E, com o humor menos pesado, também aumentou a confiança de que o Federal Reserve (Fed, o banco central americano) irá cortar juros na próxima reunião de política monetária, em setembro, de modo a blindar a economia do país de eventuais impactos negativos da guerra comercial com a China.
Por mais que a ata da última reunião do Fed, divulgada nesta tarde, não tenha dado sinais evidentes de que um novo corte está a caminho — o documento voltou a bater na tecla de que não há um caminho predeterminado para a política monetária —, os mercados apostam que, na próxima sexta-feira (23), o presidente da instituição tende a assumir uma postura mais favorável ao alívio.

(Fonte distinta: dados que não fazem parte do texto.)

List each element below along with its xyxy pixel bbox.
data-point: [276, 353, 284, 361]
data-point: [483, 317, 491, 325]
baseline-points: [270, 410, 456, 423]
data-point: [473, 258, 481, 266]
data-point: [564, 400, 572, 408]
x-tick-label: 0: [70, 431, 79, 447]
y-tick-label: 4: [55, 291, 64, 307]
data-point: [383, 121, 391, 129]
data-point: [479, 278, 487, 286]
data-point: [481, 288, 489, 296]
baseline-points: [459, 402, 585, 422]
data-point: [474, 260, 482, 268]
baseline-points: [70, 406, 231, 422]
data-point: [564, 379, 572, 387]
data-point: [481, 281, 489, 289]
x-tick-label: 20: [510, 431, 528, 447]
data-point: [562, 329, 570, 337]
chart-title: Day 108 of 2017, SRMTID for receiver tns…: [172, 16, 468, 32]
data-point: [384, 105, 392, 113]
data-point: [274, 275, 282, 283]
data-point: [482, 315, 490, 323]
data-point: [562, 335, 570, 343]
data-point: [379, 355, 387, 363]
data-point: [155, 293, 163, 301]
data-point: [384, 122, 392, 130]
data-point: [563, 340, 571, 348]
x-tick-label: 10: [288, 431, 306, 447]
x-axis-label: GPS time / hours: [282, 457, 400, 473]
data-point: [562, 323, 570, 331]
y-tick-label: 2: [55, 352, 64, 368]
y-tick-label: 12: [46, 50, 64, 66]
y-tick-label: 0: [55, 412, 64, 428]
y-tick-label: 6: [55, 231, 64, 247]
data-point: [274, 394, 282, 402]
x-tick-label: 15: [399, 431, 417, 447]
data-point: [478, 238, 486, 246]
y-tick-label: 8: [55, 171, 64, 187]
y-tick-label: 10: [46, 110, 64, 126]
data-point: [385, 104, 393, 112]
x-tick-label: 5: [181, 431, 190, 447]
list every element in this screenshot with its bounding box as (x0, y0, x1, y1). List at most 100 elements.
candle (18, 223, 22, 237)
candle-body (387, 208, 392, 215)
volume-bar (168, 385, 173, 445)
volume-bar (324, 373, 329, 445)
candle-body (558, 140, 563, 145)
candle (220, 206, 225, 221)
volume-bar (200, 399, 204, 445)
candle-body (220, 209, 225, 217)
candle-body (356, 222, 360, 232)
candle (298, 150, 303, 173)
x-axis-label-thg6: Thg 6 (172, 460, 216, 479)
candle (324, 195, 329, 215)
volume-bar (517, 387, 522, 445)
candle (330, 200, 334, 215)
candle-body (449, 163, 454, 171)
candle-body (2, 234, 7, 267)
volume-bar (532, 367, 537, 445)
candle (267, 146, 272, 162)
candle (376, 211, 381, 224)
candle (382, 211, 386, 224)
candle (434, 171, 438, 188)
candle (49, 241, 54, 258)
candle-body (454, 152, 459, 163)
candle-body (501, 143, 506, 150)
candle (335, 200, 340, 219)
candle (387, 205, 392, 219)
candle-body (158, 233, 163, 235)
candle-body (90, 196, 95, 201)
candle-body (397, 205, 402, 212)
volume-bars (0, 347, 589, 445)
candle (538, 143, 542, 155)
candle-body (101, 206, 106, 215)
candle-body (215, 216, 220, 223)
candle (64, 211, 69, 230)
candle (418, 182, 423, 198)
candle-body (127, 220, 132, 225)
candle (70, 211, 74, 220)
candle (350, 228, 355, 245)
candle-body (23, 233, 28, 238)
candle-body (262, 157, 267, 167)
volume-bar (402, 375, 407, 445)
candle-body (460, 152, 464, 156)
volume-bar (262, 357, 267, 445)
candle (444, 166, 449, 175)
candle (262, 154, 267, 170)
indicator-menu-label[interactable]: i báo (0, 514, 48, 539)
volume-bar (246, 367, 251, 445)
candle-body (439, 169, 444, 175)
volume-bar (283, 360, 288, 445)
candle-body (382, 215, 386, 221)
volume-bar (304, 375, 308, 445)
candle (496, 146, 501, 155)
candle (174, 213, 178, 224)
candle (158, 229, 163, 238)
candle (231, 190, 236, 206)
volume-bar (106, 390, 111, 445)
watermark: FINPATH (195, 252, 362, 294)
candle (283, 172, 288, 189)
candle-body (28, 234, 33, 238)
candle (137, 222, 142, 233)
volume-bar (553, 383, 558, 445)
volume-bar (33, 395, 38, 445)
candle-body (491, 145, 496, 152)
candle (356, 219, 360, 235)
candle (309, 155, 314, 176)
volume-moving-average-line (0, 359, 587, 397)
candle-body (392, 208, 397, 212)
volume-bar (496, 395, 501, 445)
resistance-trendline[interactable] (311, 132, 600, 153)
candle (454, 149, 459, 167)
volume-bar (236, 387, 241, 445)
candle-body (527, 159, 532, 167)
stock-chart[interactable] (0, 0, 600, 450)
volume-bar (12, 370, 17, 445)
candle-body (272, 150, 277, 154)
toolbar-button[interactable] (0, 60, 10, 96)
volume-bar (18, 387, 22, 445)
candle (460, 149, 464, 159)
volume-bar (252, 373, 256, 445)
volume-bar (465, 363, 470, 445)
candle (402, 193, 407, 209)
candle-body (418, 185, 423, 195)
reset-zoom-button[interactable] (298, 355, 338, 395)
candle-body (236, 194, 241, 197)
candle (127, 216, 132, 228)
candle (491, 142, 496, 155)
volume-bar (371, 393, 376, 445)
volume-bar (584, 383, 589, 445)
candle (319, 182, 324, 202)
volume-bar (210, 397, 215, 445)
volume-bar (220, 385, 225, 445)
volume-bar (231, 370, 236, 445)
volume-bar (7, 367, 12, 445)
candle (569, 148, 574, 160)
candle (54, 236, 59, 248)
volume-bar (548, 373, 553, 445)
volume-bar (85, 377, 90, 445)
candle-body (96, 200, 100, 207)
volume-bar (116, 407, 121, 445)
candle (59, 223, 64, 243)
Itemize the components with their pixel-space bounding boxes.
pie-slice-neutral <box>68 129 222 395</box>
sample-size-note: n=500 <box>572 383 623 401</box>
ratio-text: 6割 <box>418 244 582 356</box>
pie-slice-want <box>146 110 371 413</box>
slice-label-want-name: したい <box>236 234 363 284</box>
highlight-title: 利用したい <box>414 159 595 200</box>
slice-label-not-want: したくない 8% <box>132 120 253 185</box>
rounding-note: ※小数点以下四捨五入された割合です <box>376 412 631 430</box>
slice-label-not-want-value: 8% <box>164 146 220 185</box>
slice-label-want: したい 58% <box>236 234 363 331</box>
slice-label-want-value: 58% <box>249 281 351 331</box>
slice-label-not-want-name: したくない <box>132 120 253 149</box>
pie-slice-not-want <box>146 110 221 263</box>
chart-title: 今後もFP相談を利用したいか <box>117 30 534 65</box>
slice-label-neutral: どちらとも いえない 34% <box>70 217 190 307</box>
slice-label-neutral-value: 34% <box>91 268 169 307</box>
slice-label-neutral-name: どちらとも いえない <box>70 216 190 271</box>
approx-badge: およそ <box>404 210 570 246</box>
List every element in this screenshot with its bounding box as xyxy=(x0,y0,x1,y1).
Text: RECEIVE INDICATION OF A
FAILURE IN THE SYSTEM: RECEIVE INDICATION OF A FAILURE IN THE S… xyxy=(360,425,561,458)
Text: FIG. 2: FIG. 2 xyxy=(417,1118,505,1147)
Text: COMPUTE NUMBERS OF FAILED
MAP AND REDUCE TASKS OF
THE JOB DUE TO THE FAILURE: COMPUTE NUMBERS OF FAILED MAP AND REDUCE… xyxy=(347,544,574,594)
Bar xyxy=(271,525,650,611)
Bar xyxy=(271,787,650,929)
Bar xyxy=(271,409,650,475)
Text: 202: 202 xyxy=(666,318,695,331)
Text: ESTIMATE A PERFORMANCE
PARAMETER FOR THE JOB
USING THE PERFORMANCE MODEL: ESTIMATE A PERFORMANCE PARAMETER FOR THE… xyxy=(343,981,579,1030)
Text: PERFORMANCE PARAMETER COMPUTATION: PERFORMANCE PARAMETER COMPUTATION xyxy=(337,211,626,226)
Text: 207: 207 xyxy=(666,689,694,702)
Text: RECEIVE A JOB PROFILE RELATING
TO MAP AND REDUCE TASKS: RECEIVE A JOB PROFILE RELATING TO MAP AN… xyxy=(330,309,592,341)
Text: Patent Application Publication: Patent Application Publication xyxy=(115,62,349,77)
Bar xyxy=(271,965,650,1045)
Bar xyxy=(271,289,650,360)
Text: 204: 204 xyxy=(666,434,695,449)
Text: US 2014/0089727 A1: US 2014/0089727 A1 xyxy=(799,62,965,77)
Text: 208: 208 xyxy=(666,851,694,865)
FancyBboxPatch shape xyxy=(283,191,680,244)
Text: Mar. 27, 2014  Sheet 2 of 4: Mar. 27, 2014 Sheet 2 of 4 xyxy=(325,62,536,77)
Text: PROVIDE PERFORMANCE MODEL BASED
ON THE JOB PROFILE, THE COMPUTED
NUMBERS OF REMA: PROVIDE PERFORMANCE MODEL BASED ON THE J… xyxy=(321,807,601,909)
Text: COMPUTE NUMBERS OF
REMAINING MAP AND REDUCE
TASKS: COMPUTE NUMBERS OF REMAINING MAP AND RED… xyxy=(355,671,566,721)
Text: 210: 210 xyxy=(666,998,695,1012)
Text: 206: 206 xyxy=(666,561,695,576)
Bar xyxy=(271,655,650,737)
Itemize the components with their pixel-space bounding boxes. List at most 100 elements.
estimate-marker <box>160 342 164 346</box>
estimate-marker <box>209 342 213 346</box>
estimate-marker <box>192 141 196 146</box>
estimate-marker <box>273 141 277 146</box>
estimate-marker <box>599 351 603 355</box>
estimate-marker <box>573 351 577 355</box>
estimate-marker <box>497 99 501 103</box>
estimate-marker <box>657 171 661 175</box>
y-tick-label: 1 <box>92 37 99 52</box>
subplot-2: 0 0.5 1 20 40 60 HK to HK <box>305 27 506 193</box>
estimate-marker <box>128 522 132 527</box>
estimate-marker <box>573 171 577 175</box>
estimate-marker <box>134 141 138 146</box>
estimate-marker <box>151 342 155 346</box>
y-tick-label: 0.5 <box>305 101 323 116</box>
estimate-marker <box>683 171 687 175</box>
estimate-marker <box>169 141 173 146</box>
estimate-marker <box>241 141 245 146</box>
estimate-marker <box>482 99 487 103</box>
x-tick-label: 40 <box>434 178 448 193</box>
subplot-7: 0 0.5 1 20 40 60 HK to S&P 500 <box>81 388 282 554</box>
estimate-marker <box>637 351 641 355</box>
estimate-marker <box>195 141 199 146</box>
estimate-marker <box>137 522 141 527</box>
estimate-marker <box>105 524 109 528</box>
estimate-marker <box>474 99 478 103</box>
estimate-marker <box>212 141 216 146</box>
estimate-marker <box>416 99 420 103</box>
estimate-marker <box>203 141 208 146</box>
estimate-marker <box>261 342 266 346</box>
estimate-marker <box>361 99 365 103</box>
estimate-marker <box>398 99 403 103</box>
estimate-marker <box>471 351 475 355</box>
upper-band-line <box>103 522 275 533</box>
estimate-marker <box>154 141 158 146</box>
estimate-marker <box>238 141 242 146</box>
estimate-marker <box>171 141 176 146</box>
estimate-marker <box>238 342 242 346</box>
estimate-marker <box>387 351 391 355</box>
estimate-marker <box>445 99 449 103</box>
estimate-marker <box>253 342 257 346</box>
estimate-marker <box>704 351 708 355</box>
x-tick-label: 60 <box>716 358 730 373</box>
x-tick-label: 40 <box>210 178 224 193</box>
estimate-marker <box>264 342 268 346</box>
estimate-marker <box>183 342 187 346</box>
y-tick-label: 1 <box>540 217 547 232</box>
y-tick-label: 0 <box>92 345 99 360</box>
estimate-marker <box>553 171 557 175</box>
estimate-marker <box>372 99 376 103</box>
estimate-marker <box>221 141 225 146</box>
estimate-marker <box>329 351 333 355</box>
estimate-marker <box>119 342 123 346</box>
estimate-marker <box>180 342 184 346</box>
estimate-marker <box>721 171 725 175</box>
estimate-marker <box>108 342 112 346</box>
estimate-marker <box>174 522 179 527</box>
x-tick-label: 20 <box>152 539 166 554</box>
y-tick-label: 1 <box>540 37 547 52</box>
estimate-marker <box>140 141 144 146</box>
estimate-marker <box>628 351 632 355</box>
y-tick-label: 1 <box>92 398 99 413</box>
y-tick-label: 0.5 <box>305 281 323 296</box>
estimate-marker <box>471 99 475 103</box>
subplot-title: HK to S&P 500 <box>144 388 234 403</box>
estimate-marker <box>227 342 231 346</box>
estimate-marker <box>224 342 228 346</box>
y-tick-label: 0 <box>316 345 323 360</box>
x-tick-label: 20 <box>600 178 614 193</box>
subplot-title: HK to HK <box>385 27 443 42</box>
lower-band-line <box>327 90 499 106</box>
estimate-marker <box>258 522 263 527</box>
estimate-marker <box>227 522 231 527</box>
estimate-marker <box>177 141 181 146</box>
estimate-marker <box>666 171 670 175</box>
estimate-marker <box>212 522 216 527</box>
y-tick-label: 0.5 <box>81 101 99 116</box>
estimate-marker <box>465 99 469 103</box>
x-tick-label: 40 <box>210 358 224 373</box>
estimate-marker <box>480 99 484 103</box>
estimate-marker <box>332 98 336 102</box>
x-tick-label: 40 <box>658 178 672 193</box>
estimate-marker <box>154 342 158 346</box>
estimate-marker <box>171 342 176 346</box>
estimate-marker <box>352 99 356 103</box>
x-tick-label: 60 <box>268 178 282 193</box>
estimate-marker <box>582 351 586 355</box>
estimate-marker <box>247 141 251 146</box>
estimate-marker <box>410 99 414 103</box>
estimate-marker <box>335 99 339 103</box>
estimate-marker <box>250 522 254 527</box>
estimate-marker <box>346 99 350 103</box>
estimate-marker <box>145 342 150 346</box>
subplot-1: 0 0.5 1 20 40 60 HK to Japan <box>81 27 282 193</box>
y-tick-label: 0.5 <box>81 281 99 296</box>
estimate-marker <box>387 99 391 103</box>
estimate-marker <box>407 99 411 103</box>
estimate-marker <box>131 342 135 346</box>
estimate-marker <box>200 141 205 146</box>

Jerome Powell fará um aguardado discurso no simpósio de Jackson Hole, uma espécie de encontro anual dos principais bancos centrais do mundo. E, considerando o acirramento nas tensões entre Washington e Pequim e as pressões cada vez maiores do presidente americano, Donald Trump — fatores que não estavam tao em evidência na última reunião, no fim de julho —, é esperada alguma atualização na postura do Fed.
"O clima lá fora está mais ameno, o mercado espera que comecem a surgir sinais de que o Fed ira mesmo cortar juros [em setembro]", diz Ari Santos, gerente da mesa de operações da H. Commcor. Ele lembra, contudo, que o Ibovespa segue com desempenho negativo no mês: mesmo com a alta de hoje, o índice ainda cai cerca de 0,6% em agosto.
Dólar despressurizado
Esse clima mais ameno visto no Ibovespa foi sentido no câmbio. E, assim como no caso do principal índice da bolsa brasileira, dois fatores atuaram em conjunto para trazer alívio à moeda americana
Por um lado, o dólar perdeu força em escala global, especialmente em relação às divisas de países emergentes, que foram castigadas nos últimos dias por causa da maior aversão ao risco. Assim, o peso mexicano, o rublo russo, o peso colombiano, o rand sul-africano e o peso chileno — além do real — ganharam força em conjunto nesta quarta-feira.
E, em termos locais, também exerceu influência sobre o mercado de câmbio o início dos leilões de dólar promovidos pelo Banco Central (BC) no mercado à vista — a autoridade aceitou propostas por US$ 200 milhões, de um lote total que poderia ir até US$ 550 milhões. Os leilões ocorrerão até o dia 29.
Juros em baixa
Em meio à expectativa em relação ao Fed e à tranquilidade no dólar à vista, as curvas de juros fecharam em baixa nesta quarta-feira, tanto na ponta curta quanto na longa.
Os DIs com vencimento em janeiro de 2021 recuaram de 5,43% para 5,36%, e os para janeiro de 2023 caíram de 6,44% para 6,34%. No vértice longo, as curvas com vencimento em janeiro de 2025 foram de 6,95% para 6,85%.